4 small sweet potatoes
400g cooked chickpeas
1 head broccoli/ cauliflower
200g calvoro nero/ kale
2 tbsp olive oil
1 tbsp fajita spice mix
Roasted Garlic Dressing
1 whole bulb garlic
2 tbsp cider vinegar
3 tbsp sour cream/yogurt/mayonnaise
1 tsp dijon mustard
1 tsp maple syrup
Set oven to 220 Deg/ 200 fan
wash and poke the sweet potatoes over with a knife.
Lay them on a baking tray and cook for 40 mins or until soft.
Meanwhile prepare the garlic, by chopping off the top of the bulb (enough to expose the tops of all the cloves). Drizzle with olive oil and a little salt and wrap up in foil. Set alongside the potatoes to roast for 40 mins.
Next prep the broccoli, greens and chickpeas by chopping broccoli into bite sized florets and greens into slices roughly the same size. Add to a baking tray, and drizzle with olive oil and sprinkle with 2tsp fajita mix.
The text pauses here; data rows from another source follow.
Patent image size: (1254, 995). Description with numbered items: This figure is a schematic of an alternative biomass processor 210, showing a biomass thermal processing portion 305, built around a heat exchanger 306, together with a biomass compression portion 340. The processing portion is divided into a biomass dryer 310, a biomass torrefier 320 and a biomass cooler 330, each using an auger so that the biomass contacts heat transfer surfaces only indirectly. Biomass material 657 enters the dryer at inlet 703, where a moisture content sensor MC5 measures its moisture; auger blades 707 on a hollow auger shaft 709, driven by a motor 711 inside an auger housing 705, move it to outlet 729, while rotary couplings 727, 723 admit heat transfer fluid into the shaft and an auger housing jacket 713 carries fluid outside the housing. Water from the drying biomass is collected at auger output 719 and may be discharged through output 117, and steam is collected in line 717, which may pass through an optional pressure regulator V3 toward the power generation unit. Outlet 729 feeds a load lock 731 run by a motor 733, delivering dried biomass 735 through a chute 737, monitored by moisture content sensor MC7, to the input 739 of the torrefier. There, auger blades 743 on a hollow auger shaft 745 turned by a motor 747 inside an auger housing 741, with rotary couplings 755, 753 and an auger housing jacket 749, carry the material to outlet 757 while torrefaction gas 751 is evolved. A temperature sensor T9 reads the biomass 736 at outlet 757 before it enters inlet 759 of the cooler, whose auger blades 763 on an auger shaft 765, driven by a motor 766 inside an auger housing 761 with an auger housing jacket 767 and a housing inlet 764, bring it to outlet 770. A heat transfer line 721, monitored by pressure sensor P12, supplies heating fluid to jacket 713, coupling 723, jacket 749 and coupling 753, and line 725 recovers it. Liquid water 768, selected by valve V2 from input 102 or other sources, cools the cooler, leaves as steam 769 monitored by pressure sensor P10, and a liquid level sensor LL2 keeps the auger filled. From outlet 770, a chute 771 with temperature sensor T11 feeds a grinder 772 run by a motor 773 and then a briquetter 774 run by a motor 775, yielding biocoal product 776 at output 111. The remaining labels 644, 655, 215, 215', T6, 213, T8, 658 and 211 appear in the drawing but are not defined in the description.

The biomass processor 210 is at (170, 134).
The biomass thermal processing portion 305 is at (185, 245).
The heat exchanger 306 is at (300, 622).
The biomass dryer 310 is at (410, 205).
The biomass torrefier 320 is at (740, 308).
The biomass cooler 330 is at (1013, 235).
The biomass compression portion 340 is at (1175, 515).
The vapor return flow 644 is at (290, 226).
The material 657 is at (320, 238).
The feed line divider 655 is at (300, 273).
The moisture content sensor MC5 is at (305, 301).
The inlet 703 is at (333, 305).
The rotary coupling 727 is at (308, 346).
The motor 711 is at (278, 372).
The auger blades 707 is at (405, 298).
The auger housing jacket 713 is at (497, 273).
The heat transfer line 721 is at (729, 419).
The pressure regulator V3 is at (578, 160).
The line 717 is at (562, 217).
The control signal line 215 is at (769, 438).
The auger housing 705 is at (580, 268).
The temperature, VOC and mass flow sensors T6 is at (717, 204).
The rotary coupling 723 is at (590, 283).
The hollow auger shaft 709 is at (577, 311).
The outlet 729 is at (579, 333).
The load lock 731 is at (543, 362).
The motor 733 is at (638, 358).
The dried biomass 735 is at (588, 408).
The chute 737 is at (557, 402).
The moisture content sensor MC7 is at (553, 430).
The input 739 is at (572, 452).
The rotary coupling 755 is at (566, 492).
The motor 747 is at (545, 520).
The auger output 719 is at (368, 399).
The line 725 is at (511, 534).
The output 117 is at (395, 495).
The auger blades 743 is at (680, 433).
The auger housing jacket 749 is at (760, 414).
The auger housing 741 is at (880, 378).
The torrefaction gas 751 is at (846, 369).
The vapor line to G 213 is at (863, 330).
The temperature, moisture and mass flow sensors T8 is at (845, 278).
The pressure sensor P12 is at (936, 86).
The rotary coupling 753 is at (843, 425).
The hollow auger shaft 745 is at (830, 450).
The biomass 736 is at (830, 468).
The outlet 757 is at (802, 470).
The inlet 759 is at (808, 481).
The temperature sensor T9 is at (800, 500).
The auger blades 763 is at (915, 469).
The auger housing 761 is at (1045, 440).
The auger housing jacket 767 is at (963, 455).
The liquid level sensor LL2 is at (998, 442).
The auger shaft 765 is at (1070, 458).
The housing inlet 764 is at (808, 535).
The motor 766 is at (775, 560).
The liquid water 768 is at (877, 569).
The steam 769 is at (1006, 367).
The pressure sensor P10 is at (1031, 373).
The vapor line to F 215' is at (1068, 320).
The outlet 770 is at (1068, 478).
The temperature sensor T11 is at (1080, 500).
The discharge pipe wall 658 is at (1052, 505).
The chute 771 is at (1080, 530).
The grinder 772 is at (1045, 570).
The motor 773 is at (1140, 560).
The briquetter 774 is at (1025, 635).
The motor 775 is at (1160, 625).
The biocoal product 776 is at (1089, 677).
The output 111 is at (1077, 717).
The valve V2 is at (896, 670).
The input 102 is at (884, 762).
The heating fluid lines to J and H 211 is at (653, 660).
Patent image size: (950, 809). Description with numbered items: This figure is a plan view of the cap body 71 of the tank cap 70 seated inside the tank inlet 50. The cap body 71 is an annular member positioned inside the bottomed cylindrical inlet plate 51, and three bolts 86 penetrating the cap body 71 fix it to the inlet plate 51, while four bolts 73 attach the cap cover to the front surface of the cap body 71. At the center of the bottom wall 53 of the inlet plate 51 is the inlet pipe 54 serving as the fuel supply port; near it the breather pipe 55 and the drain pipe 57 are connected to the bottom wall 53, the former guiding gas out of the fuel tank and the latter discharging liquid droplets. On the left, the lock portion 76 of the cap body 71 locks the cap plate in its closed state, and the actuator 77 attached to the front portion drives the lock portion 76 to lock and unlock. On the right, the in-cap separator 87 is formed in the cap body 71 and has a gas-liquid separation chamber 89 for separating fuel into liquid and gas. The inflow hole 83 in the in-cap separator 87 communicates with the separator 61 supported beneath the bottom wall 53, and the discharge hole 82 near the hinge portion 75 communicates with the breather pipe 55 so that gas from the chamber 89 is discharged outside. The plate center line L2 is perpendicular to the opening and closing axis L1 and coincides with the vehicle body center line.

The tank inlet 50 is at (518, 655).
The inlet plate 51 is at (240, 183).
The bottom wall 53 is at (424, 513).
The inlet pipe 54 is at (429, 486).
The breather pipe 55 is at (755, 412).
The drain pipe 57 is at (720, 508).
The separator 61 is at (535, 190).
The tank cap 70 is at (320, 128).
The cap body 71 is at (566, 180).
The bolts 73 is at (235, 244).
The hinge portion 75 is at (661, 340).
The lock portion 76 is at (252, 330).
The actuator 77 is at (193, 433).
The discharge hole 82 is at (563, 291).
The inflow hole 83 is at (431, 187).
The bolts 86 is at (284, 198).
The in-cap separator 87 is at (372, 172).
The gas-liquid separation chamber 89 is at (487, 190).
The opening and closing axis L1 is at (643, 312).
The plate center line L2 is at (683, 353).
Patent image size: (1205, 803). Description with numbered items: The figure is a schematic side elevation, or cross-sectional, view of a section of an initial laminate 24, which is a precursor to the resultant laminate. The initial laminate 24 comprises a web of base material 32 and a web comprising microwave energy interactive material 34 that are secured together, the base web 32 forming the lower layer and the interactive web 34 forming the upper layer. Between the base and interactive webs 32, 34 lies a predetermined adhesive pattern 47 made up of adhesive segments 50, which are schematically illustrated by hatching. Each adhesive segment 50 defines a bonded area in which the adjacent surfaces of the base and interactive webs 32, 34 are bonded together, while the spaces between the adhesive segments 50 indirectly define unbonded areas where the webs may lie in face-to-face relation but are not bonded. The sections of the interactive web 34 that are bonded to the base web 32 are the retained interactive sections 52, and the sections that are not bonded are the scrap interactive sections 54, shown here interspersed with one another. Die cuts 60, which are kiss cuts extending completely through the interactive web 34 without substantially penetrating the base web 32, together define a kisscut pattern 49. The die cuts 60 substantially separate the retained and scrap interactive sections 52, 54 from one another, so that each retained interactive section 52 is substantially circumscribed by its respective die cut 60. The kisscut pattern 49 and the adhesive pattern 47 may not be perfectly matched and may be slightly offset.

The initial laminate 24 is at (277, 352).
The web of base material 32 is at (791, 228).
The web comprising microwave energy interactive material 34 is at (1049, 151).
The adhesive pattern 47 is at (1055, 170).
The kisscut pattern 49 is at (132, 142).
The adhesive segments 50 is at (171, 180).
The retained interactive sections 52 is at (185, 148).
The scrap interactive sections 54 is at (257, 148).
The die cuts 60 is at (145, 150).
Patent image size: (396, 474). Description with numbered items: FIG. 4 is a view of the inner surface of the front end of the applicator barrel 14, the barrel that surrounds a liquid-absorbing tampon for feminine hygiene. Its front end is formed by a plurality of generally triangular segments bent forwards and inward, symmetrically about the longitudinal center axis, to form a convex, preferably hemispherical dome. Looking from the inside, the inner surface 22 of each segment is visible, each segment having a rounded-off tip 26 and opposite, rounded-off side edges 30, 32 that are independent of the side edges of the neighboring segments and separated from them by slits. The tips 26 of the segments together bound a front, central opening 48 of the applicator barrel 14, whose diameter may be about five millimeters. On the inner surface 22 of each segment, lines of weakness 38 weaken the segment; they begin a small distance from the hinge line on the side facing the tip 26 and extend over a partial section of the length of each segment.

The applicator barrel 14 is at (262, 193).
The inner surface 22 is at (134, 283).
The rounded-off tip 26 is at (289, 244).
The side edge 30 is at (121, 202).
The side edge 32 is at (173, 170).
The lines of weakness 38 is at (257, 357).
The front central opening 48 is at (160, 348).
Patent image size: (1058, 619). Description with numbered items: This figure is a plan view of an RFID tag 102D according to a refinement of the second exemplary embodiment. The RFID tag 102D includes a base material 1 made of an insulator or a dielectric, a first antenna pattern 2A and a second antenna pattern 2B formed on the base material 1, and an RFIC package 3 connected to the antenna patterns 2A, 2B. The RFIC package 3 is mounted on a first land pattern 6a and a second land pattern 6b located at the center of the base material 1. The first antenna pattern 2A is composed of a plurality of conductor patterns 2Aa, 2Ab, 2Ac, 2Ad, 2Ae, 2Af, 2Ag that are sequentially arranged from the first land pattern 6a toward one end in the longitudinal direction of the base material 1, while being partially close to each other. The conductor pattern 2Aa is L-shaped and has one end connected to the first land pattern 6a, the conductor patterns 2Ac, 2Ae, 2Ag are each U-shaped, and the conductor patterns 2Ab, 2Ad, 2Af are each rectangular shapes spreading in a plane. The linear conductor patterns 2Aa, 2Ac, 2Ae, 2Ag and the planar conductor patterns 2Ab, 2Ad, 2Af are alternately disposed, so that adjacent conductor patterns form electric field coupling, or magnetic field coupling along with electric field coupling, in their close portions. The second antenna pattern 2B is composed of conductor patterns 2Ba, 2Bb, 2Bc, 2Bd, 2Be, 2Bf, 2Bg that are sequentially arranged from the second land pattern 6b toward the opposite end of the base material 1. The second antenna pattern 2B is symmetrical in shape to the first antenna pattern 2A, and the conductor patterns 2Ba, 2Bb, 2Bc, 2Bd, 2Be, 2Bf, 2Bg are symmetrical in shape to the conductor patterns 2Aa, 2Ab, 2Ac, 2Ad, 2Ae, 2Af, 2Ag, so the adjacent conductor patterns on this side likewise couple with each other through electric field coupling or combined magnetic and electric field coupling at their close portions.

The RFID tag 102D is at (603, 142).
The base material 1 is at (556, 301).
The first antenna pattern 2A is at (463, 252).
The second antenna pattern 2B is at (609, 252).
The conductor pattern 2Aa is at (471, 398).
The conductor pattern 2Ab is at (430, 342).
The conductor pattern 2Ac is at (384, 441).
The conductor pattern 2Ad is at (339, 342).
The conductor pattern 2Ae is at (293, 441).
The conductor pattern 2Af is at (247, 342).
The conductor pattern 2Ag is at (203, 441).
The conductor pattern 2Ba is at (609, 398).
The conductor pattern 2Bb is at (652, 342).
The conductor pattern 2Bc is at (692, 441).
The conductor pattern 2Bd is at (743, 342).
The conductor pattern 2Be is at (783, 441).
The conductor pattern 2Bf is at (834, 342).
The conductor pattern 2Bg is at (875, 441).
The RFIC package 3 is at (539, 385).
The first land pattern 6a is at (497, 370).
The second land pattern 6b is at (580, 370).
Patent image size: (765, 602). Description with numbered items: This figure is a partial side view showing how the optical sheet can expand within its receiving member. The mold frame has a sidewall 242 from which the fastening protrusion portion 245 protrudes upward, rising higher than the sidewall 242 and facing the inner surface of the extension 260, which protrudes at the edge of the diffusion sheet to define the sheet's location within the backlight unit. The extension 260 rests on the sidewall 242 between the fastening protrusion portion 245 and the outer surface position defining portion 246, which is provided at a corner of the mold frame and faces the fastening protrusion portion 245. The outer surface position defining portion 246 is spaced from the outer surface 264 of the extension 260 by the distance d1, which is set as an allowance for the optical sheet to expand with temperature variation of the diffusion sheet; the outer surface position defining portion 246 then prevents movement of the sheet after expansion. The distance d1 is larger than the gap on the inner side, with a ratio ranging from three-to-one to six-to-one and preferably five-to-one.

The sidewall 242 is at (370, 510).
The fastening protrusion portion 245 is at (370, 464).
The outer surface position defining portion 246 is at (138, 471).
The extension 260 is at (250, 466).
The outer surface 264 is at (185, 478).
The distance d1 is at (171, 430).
Drain chickpeas and lay out on a separate tray. Add 1 tbsp olive oil and sprinkle with 2 tsp fajita mix.
Cook the chickpeas on top shelf of oven and the greens below, for 10 - 15 mins.
Make the dressing by squeezing the roasted garlic from their pods and blending with other vinegar, yoghurt/mayo, mustard and syrup.
Plate up by slicing the potatoes in half lengthways, smashing with a fork, add 1 tsp of the dressing to each half, load with the greens, then chickpeas, then drizzle over with dressing. Serve the salad alongside.